Scientists have created a “kernel” – the basis of a computer’s operating system – that is proven reliable with mathematics, a milestone which they claim will pave the way for a new generation of software with unprecedented levels of reliability.
According to them, the Secure Embedded L4 microkernel has potential applications in defence and other safety and security industries where the flawless operation of complex embedded systems is of critical importance.
“Formal proofs for specific properties have been conducted for smaller kernels, but what we have done is a general, functional correctness proof which has never before been achieved for real-world, high-performance software of this complexity or size,” said Dr Gerwin Klein of NICTA in Australia, who led an international team.
According to the scientists, the proof also shows that many kinds of common attacks will not work on the seL4 kernel.
For instance, the microkernel is impervious to buffer overflows, a common form of software attack where hackers take control of programs by injecting malicious code. “Our kernel cannot be subverted by this kind of attack,” Klein said.
The scientists have successfully verified 7,500 lines of C code and proved over 10,000 intermediate theorems in over 200 000 lines of formal proof.
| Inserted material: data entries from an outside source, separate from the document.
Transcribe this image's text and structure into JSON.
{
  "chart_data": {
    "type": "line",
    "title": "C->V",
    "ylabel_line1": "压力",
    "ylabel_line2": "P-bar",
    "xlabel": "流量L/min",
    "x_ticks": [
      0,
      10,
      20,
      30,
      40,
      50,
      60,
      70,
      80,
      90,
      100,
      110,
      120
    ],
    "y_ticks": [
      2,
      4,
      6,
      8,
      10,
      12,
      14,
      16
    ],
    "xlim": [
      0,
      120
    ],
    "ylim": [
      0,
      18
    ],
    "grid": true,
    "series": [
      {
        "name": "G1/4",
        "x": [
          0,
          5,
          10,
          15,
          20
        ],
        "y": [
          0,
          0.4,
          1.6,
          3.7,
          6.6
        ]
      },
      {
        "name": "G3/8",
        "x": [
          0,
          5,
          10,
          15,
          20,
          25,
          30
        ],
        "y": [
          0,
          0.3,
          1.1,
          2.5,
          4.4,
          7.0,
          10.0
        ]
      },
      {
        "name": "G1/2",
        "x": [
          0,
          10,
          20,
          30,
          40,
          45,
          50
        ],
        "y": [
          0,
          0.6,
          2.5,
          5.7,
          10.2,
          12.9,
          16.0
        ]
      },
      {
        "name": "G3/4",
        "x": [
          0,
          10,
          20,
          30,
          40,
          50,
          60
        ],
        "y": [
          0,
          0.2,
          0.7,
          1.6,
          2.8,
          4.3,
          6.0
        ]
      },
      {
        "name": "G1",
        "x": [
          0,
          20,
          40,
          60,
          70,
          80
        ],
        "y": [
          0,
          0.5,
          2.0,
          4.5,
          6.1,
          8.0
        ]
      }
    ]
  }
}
The proof is machine-checked using the interactive theorem-proving program Isabelle. It is one of the largest machine-checked proofs ever done.
“This is a remarkable achievement,” said co-scientist Yale University’s Zhong Shao. “It makes a significant advance toward building fully verified system software with meaningful dependability guarantees.”
Added co-scientist Lawrence C Paulson of Cambridge University: “It is hard to comment on this achievement without resorting to clichés.
“Proving the correctness of 7,500 lines of C code in an operating system’s kernel is a unique achievement, which should eventually lead to software that meets currently unimaginable standards of reliability.”